Flt1D2Flk1D3.FcΔC1 (а) смешивают с трехкратным избытком VEGF165 и комплекс рецептор-лиганд очищают, используя колонку для вытеснительной хроматографии Pharmacia Superose 6. Затем комплекс рецептор-лиганд инкубируют в буфере, содержащем 6М раствора гидрохлорида гуанидина, для его расщепления на составные белки.

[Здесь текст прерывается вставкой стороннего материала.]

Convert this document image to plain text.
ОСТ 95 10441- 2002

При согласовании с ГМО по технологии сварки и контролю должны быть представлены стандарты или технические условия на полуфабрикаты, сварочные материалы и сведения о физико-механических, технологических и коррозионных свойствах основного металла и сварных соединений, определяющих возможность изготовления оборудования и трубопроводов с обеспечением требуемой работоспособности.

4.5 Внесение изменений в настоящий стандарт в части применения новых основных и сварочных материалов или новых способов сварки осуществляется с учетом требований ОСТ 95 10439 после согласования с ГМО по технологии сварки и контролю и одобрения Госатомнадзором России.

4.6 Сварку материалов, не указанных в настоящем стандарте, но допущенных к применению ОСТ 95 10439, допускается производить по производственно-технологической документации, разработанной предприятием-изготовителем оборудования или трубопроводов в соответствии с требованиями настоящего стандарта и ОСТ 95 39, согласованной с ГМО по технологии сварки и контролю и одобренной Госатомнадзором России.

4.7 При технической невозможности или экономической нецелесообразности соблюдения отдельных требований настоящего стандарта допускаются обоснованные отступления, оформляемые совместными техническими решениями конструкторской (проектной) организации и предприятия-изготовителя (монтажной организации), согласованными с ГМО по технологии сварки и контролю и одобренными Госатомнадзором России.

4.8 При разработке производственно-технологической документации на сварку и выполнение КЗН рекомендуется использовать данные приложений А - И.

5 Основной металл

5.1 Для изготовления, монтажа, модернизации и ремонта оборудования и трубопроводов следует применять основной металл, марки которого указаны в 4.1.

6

Flt1D2Flk1D3.FcΔC1 (а) отделяют от VEGF165 в колонке для вытеснительной хроматографии Superose 6 с использованием 6 М раствора хлорида гуанидина. Чтобы определить стехиометрию комплекса, инъецируют несколько доз Flt1D2Flk1D3.FcΔС1 (а) и VEGF165 и строят график высоты или общей интенсивности пика в зависимости от концентрации вводимого белка. Калибровку выполняют в условиях, идентичных разделению компонентов комплекса Flt1D2Flk1D3.FcΔC1 (a)/VEGF. Количественное определение состава комплекса Flt1D2Flk1D3.FcΔC1 (a)/VEGF производят на основе калибровочных кривых. Результаты данного эксперимента, приведенные на фиг. 28, показывают, что соотношение VEGF165 и Flt1D2Flk1D3.FcΔC1 (а) в комплексе равно 1:1.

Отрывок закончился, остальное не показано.